There is a public health crisis, our children and families are suffering, and few people are speaking about it. What are we talking about? The current situation for dealing with parental separation disputes.
Parents who can’t agree about arrangements for their children after separation are required by law to go to mediation before taking the matter to the Family Court, unless there are exceptional circumstances. Yet, this is not happening.
In 2013, New Zealand introduced a mandatory requirement for mediation before applying to the Family Court. Yet, 10 years after this law came into force, only about 2000 family dispute resolution (FDR) mediations are held each year, whereas about 10,000 applications are made to the Family Court for a parenting order.
Why is this happening? Despite the mandatory requirement for parents to mediate before going to court, there is absolutely no enforcement of this. The Ministry of Justice did not put any resources into promoting mediation, despite the fact mediation costs the taxpayer a fraction of the cost of a Family Court case.

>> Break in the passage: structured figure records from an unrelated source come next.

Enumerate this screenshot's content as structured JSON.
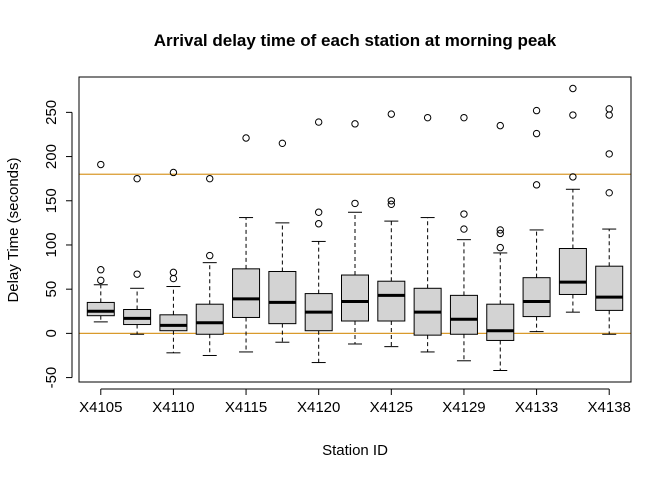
{
  "chart_data": {
    "type": "boxplot",
    "title": "Arrival delay time of each station at morning peak",
    "xlabel": "Station ID",
    "ylabel": "Delay Time (seconds)",
    "ylim": [
      -55,
      290
    ],
    "y_ticks": [
      -50,
      0,
      50,
      100,
      150,
      200,
      250
    ],
    "x_tick_labels": [
      "X4105",
      "X4110",
      "X4115",
      "X4120",
      "X4125",
      "X4129",
      "X4133",
      "X4138"
    ],
    "x_tick_positions": [
      1,
      3,
      5,
      7,
      9,
      11,
      13,
      15
    ],
    "reference_lines": [
      {
        "y": 0,
        "color": "#D99A2B"
      },
      {
        "y": 180,
        "color": "#D99A2B"
      }
    ],
    "box_fill": "#D3D3D3",
    "boxes": [
      {
        "x": 1,
        "whisker_low": 13,
        "q1": 20,
        "median": 25,
        "q3": 35,
        "whisker_high": 55,
        "outliers": [
          60,
          72,
          191
        ]
      },
      {
        "x": 2,
        "whisker_low": -1,
        "q1": 10,
        "median": 17,
        "q3": 27,
        "whisker_high": 51,
        "outliers": [
          67,
          175
        ]
      },
      {
        "x": 3,
        "whisker_low": -22,
        "q1": 3,
        "median": 9,
        "q3": 21,
        "whisker_high": 53,
        "outliers": [
          62,
          69,
          182
        ]
      },
      {
        "x": 4,
        "whisker_low": -25,
        "q1": -1,
        "median": 12,
        "q3": 33,
        "whisker_high": 80,
        "outliers": [
          88,
          175
        ]
      },
      {
        "x": 5,
        "whisker_low": -21,
        "q1": 18,
        "median": 39,
        "q3": 73,
        "whisker_high": 131,
        "outliers": [
          221
        ]
      },
      {
        "x": 6,
        "whisker_low": -10,
        "q1": 11,
        "median": 35,
        "q3": 70,
        "whisker_high": 125,
        "outliers": [
          215
        ]
      },
      {
        "x": 7,
        "whisker_low": -33,
        "q1": 3,
        "median": 24,
        "q3": 45,
        "whisker_high": 104,
        "outliers": [
          124,
          137,
          239
        ]
      },
      {
        "x": 8,
        "whisker_low": -12,
        "q1": 14,
        "median": 36,
        "q3": 66,
        "whisker_high": 137,
        "outliers": [
          147,
          237
        ]
      },
      {
        "x": 9,
        "whisker_low": -15,
        "q1": 14,
        "median": 43,
        "q3": 59,
        "whisker_high": 127,
        "outliers": [
          146,
          150,
          248
        ]
      },
      {
        "x": 10,
        "whisker_low": -21,
        "q1": -2,
        "median": 24,
        "q3": 51,
        "whisker_high": 131,
        "outliers": [
          244
        ]
      },
      {
        "x": 11,
        "whisker_low": -31,
        "q1": -1,
        "median": 16,
        "q3": 43,
        "whisker_high": 106,
        "outliers": [
          118,
          135,
          244
        ]
      },
      {
        "x": 12,
        "whisker_low": -42,
        "q1": -8,
        "median": 3,
        "q3": 33,
        "whisker_high": 91,
        "outliers": [
          97,
          113,
          117,
          235
        ]
      },
      {
        "x": 13,
        "whisker_low": 2,
        "q1": 19,
        "median": 36,
        "q3": 63,
        "whisker_high": 117,
        "outliers": [
          168,
          226,
          252
        ]
      },
      {
        "x": 14,
        "whisker_low": 24,
        "q1": 44,
        "median": 58,
        "q3": 96,
        "whisker_high": 163,
        "outliers": [
          177,
          247,
          277
        ]
      },
      {
        "x": 15,
        "whisker_low": -1,
        "q1": 26,
        "median": 41,
        "q3": 76,
        "whisker_high": 118,
        "outliers": [
          159,
          203,
          247,
          254
        ]
      }
    ]
  }
}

The court has the authority, in section 46F of the Care of Children Act 2004, to refer parents to mediation if they applied to the court without a justified cause. However, the average number of such referrals over the past six years was five cases a year across the country.
The law tells us mediation is mandatory in nearly all cases. Child experts tell us mediation results in better outcomes for children. Most Western countries acknowledged through legislation that mediation is a better way – yet in New Zealand, the legal system basically rejects mediation and clogs up the Family Court with cases that should and could be resolved in mediation.

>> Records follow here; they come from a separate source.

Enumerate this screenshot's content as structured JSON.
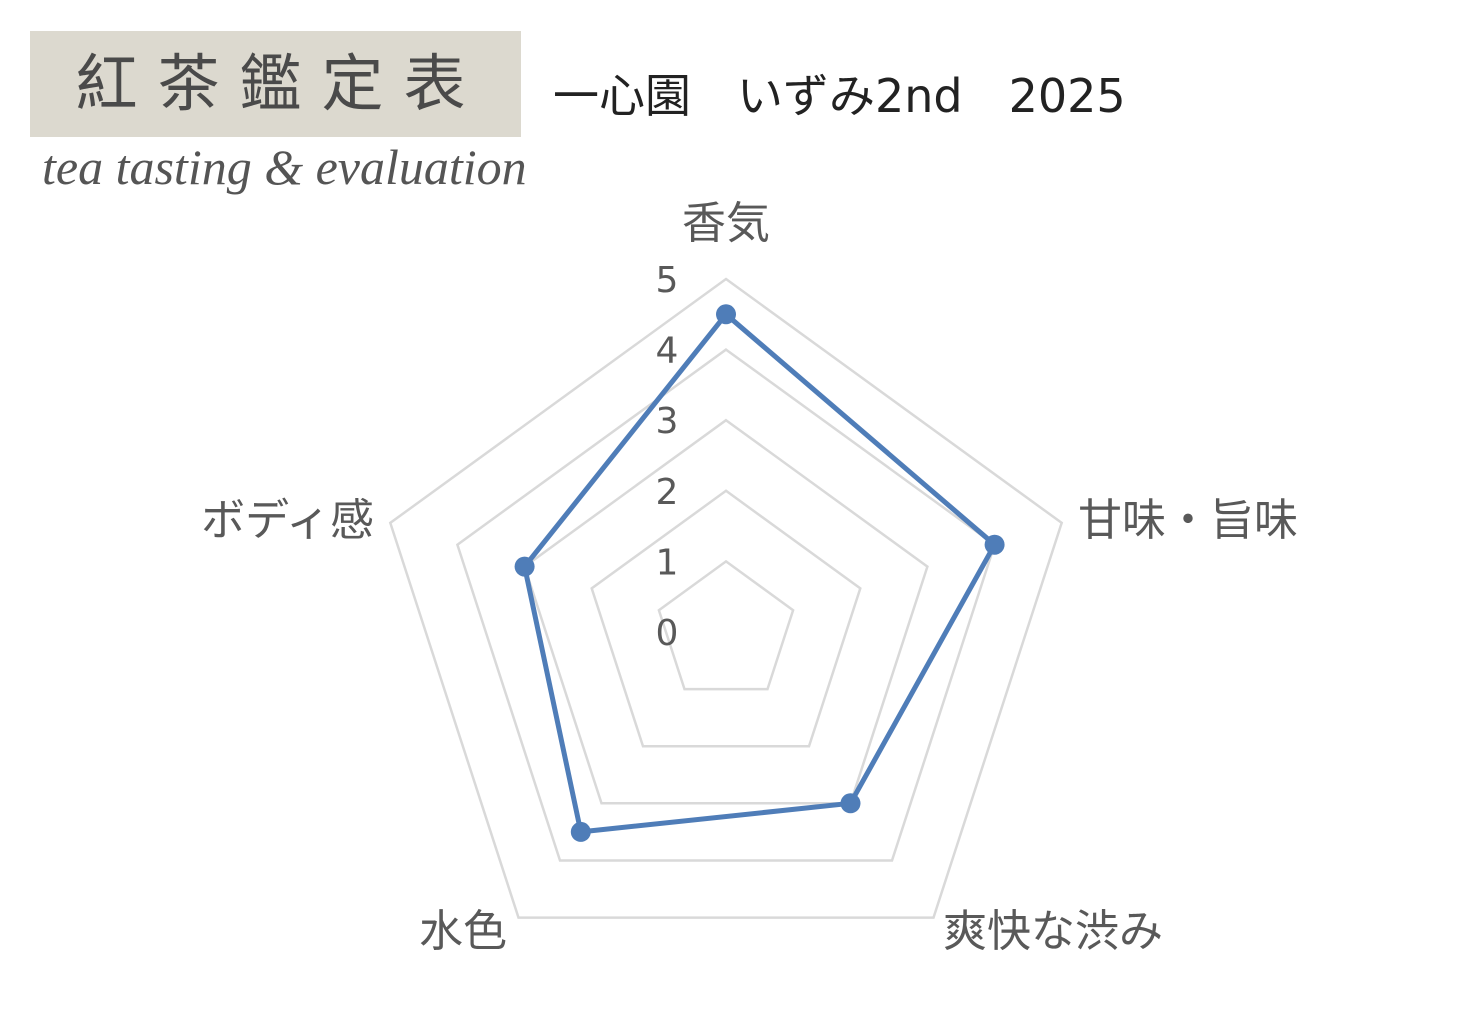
{
  "header": {
    "brand_title": "紅茶鑑定表",
    "brand_subtitle": "tea tasting & evaluation",
    "chart_subtitle": "一心園　いずみ2nd　2025"
  },
  "chart_data": {
    "type": "radar",
    "categories": [
      "香気",
      "甘味・旨味",
      "爽快な渋み",
      "水色",
      "ボディ感"
    ],
    "values": [
      4.5,
      4.0,
      3.0,
      3.5,
      3.0
    ],
    "rlim": [
      0,
      5
    ],
    "ticks": [
      "0",
      "1",
      "2",
      "3",
      "4",
      "5"
    ],
    "legend": "none",
    "grid": true,
    "colors": {
      "series": "#4f7db8",
      "grid": "#d9d9d9",
      "label": "#595959",
      "brand_bg": "#dcd9cf"
    }
  }
}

The court system is founded on the principle of deciding who is right and who is wrong. By its very nature it is an adversarial setting. Once parents engage with the Family Court, they are forced to ramp up their animosity for each other to prove they are right. The average time for a Family Court case to reach a judgment is 2-3 years. This is an eternity for a child caught in the middle of a conflict between parents or who does not get to see one of them until the process is completed.

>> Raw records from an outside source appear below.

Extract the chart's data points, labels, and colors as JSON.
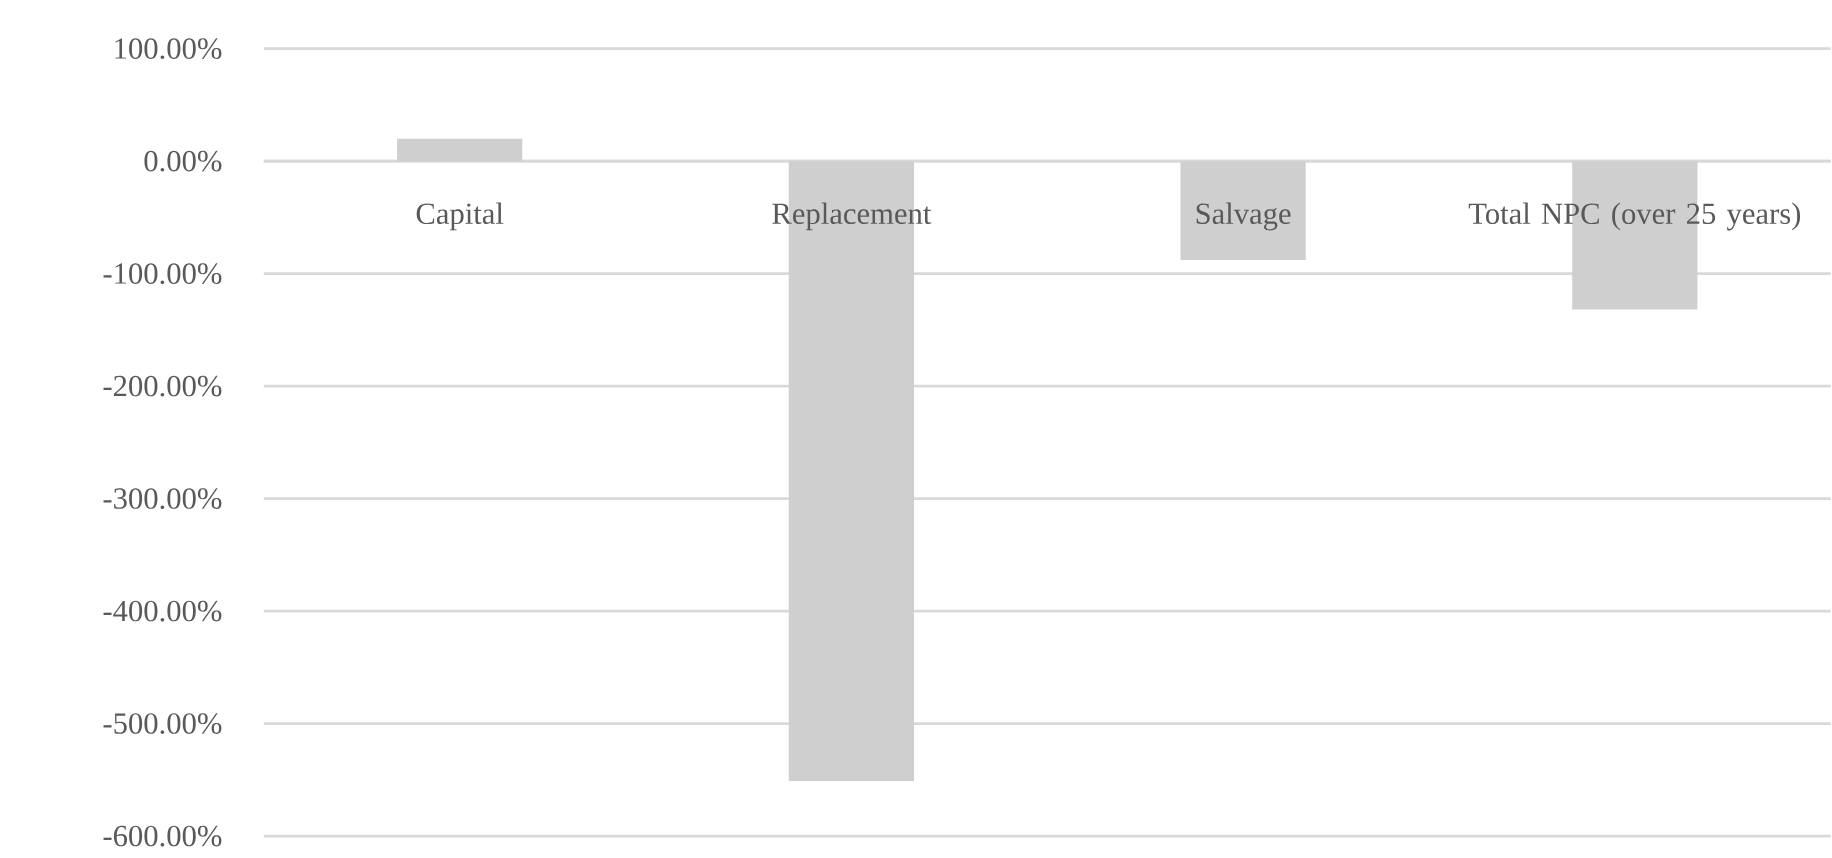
{
  "chart_data": {
    "type": "bar",
    "categories": [
      "Capital",
      "Replacement",
      "Salvage",
      "Total NPC (over 25 years)"
    ],
    "values": [
      20,
      -551,
      -88,
      -132
    ],
    "color": "#cfcfcf",
    "ylim": [
      -600,
      100
    ],
    "yticks": [
      {
        "value": 100,
        "label": "100.00%"
      },
      {
        "value": 0,
        "label": "0.00%"
      },
      {
        "value": -100,
        "label": "-100.00%"
      },
      {
        "value": -200,
        "label": "-200.00%"
      },
      {
        "value": -300,
        "label": "-300.00%"
      },
      {
        "value": -400,
        "label": "-400.00%"
      },
      {
        "value": -500,
        "label": "-500.00%"
      },
      {
        "value": -600,
        "label": "-600.00%"
      }
    ],
    "grid": "y"
  }
}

The inevitable result is poorer family relationships, parents becoming entrenched in conflict, and trauma for children. The experience has been described as a child mental health crisis. These children are growing up in an environment of acrimony and parental conflict that is worse for them than if they were exposed to passive smoking.
For the most part, if parents are supported by mediators, Parenting Through Separation courses and counselling, they are able to make the best decisions for themselves and their children. The benefit of this is that it saves separating parents the enormous costs associated with a court case – the financial and emotional costs, and the cost of the inevitable damage to their relationship with the other parent.
The best research from around the world found that the two most important things for children going through family separation are maintaining a good relationship with both parents and parents having a low level of conflict between them. Many of the children who give feedback to their parents at mediation say – plaintively and with tears in their eyes – “I just want my parents to stop fighting.”
Wellington-based Sue Hurst and Auckland-based Nurit Zubery are family dispute resolution mediators.